In Coffman v. Roberson, 153 N.C. App. 618, 624, 571 S.E.2d 255, 259 (2002), disc. review denied, 356 N.C. 668, 577 S.E.2d 111 (2003), this Court held that a doctor could testify regarding the standard of care when the doctor testified that: (1) he practiced in the Charlotte, North Carolina area and was licensed to practice throughout the State; (2) he was familiar with the standard of care of communities similar to Wilmington, North Carolina; and (3) he based his opinion on “Internet research about the size of the hospital, the training program, and the AHEC (Area Health Education Center) program.”

In Pitts, this Court held that a doctor could testify regarding the standard of care when the doctor was licenced in the State of North *195Carolina and practiced in multiple communities within the State, observed the community of Rocky Mount, North Carolina as well as noted the size of the hospital, and testified that the population and median income of Rocky Mount was similar to communities in which he practiced. Pitts, 167 N.C. App. at 198, 605 S.E.2d at 156-57.

In this case, Dr. Kaplan completed two years of his residency training and one year for a fellowship at Duke University in North Carolina. Dr. Kaplan is licensed in North Carolina and worked in Durham and Fayetteville. He has also given lectures in North Carolina on eclampsia and epilepsy seizures. Although Dr. Kaplan has never been to Wilkes Regional Medical Center and has no personal knowledge about Wilkes Regional Medical Center, he studied the demographic data of Wilkes County. Dr. Kaplan testified that he was familiar with the standard of care for a neurologist in the Wilkes County area based on his “own experience in North Carolina, and working in Fayetteville, as well as [his] experience with the patients being sent in from outlining areas. And it’s based on [his] learning of the demographic data of Wilkes County.”
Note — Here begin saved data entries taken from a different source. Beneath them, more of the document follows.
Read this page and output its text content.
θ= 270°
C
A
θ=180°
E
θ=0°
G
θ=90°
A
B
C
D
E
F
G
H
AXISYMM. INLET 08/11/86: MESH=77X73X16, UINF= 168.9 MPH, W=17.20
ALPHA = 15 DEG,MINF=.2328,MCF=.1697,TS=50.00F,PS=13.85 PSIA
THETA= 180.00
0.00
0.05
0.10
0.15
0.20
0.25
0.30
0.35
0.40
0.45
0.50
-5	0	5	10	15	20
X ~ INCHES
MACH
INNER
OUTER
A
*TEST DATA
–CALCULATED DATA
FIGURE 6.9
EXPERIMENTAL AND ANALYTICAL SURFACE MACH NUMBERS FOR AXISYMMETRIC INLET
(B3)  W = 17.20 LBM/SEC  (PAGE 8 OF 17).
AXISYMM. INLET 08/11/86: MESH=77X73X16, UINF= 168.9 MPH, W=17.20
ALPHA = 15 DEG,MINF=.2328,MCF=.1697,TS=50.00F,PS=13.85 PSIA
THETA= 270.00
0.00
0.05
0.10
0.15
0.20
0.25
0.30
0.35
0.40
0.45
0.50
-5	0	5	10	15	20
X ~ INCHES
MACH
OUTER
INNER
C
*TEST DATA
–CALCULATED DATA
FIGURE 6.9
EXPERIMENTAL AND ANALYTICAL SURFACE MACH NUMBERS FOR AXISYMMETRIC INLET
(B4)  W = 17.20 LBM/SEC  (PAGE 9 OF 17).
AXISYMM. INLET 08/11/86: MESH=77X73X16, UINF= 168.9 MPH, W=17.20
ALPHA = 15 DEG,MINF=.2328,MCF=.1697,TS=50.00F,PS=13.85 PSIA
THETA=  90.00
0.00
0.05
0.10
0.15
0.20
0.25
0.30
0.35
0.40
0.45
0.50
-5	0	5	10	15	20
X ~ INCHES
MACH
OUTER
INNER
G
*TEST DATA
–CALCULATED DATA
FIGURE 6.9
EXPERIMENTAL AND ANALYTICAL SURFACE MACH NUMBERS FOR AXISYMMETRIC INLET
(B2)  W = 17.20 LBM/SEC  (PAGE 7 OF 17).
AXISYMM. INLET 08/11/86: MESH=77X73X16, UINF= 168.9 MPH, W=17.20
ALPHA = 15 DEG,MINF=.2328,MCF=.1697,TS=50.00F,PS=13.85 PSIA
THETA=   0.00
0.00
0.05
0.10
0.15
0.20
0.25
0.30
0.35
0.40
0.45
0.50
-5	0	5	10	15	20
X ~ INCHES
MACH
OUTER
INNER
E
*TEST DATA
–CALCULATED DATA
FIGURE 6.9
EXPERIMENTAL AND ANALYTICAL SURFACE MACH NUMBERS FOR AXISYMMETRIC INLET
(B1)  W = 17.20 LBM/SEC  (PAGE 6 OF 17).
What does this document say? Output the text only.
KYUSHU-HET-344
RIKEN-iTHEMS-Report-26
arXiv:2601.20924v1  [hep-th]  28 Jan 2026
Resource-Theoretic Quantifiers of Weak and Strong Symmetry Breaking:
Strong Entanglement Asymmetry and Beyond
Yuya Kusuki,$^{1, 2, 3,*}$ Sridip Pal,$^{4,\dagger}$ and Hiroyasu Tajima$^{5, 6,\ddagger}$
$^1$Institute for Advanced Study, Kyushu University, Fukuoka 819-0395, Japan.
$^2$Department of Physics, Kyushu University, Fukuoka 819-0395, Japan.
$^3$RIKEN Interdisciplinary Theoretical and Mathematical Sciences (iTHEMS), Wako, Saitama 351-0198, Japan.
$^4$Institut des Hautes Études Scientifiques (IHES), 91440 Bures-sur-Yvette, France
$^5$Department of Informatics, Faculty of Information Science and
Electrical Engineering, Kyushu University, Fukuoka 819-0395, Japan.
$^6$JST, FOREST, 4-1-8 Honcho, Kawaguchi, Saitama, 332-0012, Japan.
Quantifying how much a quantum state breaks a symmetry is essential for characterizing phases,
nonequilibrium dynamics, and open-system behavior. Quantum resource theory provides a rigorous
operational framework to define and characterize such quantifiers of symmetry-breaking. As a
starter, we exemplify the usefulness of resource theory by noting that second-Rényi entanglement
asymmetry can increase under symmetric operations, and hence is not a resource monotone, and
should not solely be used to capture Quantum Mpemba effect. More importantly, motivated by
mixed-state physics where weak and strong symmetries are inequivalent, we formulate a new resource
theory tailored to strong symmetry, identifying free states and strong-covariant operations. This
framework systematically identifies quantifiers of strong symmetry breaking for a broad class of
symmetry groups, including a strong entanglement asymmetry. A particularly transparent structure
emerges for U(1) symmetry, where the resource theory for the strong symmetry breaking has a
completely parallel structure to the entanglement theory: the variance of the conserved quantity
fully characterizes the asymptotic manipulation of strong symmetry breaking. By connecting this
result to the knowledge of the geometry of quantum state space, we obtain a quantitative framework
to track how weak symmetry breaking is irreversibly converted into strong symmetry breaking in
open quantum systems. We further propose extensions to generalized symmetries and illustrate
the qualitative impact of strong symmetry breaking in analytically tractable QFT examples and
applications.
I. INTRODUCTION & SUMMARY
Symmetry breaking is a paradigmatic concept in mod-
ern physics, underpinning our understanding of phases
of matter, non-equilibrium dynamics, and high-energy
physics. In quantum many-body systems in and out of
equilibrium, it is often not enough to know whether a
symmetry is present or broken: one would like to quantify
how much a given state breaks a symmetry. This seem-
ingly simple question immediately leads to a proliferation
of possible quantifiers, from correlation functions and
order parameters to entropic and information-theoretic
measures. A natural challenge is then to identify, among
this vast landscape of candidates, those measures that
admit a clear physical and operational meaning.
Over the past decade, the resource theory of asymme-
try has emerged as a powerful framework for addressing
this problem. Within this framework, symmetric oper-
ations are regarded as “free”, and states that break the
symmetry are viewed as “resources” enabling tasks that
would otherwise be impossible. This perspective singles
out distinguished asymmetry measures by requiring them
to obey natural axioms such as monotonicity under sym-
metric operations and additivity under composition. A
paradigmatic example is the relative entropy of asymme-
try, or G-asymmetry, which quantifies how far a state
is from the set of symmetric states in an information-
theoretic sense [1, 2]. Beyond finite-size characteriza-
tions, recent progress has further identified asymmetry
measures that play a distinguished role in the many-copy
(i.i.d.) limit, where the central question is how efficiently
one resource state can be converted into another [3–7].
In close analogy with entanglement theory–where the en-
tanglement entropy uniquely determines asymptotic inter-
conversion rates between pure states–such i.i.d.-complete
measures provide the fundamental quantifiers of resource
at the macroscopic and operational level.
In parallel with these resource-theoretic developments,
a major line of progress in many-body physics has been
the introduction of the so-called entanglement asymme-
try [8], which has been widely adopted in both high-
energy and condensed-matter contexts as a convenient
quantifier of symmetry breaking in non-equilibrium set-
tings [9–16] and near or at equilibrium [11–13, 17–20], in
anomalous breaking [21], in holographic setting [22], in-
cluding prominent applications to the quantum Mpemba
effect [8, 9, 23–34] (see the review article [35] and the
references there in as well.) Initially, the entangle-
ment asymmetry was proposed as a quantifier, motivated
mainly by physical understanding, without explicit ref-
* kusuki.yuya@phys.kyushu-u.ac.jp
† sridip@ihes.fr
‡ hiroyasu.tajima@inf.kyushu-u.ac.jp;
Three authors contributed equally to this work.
Like in Coffman, where the doctor based his opinion of the relevant standard of care on demographic data and his familiarity with similar communities, Coffman, 153 N.C. App. at 624, 571 S.E.2d at 259, Dr. Kaplan based his opinion of the standard of care of neurologists in Wilkes County on demographic data and his familiarity with similar communities. Also, like in Pitts and Coffman, Dr. Kaplan is licensed in the State of North Carolina and has practiced in multiple communities in the State. See Pitts, 167 N.C. App. at 198, 605 S.E.2d at 156; Coffman, 153 N.C. App. at 624, 571 S.E.2d at 259. Accordingly, we find that Dr. Kaplan demonstrated that he was familiar with the standard of care in Wilkes County. See Pitts, 167 N.C. App. at 197, 605 S.E.2d at 156.

Also, the standard of care must be established by a licenced health care provider who specializes in the same or similar specialty as the medical professional. N.C. Gen. Stat. § 8C-1, Rule 702(b) (2004). Dr. Mascenik testified that he has a specialty in general consulting neurology. Dr. Kaplan is a board certified neurologist. Therefore, Dr. Kaplan specializes in the same specialty as Defendant Dr. Mascenik. N.C. Gen. Stat. § 8C-1, Rule 702(b).

We conclude that the Billingses’ expert witness demonstrated that he was sufficiently familiar with the standard of care “among members of the same health care profession with similar training and *196experience situated in the same or similar communities at the time of the alleged act giving rise to the cause of action” as to offer relevant and competent evidence regarding the alleged negligence by Dr. Mascenik. N.C. Gen. Stat. § 90-21.12. Accordingly, Dr. Kaplan was competent to testify as an expert witness to establish the,appropriate standard of care of a neurologist in Wilkes County.

Dr. Kaplan also offered testimony that raised issues of material fact regarding whether Dr. Mascenik breached the standard of care. See Bruce-Terminix Co., 130 N.C. App. at 733, 504 S.E.2d at 577. Dr. Kaplan testified that he “believed [Dr. Mascenik] breached the standard of care in not making the diagnosis of the eclampsia.” As the evidence, taken in the light most favorable to the Billingses, presents issues of material fact regarding Dr. Mascenik’s breach of the standard of care, summary judgment was not appropriate. Id.

Accordingly, we reverse the trial court’s grant of summary judgment and remand this case for trial.

Reversed and remanded.

Judges CALABRIA and LEVINSON concur.